If these questions cannot be resolved in a heady conversation, then it seems that there is at least one other path: the way of experience. We began to understand racism because we had a chance to experience its possibility along with our son. You too can “experience” racism. If you already have friends of color that will trust you to tell you some of their stories and experiences of racism, then ask them to share. If you don’t, then these Lenten Disciplines are a great way to start decentering your own experience for the sake of another. In the end, nothing will replace an emotional connection with the real suffering of our neighbors of color. You only get that through relationship.
This isn’t the only thing that we learned from raising our son (that we gladly adopted last year). We also have learned that parents that want the most for their children are often faced with a dilemma (even when they have the means to make educational choice) about whether they will give their kids a school environment that is supportive of their identity.

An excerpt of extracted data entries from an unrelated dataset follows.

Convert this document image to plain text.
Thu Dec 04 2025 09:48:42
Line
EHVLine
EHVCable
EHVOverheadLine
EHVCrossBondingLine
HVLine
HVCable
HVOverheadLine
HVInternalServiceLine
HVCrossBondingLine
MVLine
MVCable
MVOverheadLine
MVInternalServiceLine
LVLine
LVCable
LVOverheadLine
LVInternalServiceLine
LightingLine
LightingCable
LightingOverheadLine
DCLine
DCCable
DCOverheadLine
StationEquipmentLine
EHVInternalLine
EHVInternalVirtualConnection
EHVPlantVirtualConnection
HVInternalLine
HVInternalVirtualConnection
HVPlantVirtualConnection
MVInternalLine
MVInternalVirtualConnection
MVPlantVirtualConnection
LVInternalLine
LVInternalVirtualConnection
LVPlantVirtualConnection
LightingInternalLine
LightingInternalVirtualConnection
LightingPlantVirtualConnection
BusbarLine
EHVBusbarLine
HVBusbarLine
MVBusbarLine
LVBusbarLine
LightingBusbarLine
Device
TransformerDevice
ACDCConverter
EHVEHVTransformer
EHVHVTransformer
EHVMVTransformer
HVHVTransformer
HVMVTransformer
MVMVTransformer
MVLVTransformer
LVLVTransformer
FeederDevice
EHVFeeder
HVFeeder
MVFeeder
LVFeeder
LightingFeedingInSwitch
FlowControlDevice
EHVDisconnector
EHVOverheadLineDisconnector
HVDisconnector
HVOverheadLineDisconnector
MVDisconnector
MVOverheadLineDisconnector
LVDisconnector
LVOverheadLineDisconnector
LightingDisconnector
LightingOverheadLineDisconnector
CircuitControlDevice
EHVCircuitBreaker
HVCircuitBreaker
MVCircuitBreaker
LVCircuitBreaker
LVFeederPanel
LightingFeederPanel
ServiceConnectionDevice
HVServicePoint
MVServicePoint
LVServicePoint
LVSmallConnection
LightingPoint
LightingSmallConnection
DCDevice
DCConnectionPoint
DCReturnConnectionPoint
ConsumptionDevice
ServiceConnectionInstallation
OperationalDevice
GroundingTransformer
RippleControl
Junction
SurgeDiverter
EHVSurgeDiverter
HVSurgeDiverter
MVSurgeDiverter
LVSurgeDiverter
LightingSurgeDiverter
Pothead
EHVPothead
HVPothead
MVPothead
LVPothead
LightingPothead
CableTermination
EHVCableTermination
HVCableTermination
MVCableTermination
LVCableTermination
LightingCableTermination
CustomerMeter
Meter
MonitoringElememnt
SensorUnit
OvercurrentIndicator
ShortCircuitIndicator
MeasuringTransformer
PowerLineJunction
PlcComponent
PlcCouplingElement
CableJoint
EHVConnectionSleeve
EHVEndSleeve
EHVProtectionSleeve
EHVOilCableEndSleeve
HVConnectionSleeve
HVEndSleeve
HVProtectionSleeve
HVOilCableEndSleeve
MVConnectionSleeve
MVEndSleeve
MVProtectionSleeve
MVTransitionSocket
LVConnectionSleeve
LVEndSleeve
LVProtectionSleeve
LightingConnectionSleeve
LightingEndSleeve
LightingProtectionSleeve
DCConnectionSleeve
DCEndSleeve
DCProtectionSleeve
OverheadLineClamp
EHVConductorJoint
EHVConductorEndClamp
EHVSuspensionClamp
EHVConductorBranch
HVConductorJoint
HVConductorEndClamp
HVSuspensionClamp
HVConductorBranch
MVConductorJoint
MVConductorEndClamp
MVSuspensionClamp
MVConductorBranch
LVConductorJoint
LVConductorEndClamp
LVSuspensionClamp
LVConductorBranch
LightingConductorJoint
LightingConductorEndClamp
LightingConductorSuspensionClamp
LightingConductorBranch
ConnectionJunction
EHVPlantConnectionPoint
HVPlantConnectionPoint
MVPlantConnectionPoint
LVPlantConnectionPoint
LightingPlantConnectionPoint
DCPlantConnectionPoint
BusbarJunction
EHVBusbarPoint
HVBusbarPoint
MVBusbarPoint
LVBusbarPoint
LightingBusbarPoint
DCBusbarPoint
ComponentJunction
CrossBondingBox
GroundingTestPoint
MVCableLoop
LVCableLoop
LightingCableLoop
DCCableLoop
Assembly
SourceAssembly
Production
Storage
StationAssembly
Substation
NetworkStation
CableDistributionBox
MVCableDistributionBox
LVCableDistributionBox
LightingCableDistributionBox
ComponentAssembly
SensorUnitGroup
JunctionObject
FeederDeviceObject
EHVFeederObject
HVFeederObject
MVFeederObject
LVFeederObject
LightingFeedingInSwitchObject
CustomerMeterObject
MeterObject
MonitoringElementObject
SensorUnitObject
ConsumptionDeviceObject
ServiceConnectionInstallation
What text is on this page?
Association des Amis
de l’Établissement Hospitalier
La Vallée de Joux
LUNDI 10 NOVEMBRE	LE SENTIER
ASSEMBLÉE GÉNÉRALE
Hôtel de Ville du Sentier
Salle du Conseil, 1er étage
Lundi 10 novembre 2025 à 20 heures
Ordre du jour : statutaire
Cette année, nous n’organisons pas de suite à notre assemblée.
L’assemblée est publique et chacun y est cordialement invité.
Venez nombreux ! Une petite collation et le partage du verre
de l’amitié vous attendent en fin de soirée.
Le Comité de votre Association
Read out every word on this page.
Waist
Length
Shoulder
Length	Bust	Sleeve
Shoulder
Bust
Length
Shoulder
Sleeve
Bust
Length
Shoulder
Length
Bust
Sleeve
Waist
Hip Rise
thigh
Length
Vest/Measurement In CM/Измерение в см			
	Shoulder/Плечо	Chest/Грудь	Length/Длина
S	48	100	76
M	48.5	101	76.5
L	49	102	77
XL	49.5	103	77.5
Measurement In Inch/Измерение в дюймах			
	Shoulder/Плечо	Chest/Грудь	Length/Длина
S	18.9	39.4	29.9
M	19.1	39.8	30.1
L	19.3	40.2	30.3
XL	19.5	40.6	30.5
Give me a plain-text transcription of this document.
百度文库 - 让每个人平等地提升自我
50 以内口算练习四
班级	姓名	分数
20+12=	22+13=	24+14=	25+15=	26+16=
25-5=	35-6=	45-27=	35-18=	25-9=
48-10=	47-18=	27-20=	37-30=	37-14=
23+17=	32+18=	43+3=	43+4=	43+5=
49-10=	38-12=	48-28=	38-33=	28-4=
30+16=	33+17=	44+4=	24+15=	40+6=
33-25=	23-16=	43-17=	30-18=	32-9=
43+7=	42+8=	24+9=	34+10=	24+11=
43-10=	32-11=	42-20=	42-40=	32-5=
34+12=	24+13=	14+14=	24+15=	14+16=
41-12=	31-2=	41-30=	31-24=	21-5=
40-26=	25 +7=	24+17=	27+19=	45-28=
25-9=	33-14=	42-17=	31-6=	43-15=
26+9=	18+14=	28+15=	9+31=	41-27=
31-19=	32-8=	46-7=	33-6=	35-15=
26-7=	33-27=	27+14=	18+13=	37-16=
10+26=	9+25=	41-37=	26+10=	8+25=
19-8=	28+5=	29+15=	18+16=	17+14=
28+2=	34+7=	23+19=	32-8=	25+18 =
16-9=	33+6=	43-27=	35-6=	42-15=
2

Or shall we choose a school where lots of children look like him and he can learn about being black in America? Usually the schools with large African-American populations are struggling and under-resourced. Do I use the means that are within my reach to send him to a school with opportunity that will ensure that he has very few friends that look like him? Is that somehow better? The thing that I’m learning here is that racial minorities have to ask questions that majority populations get the privilege of ignoring. I still don’t know all the questions that I need to be asking.
I think that I can also straightforwardly say that African-Americans treat me differently when they see me with my son. I don’t know how to explain the boundary that exists between many (BUT NOT ALL) black and white persons. But somehow seeing me with my son helps me get past that boundary many times. This makes me think that there may be other ways to overcome this distance. And that may be what is required if white persons in America are to begin to understand racism.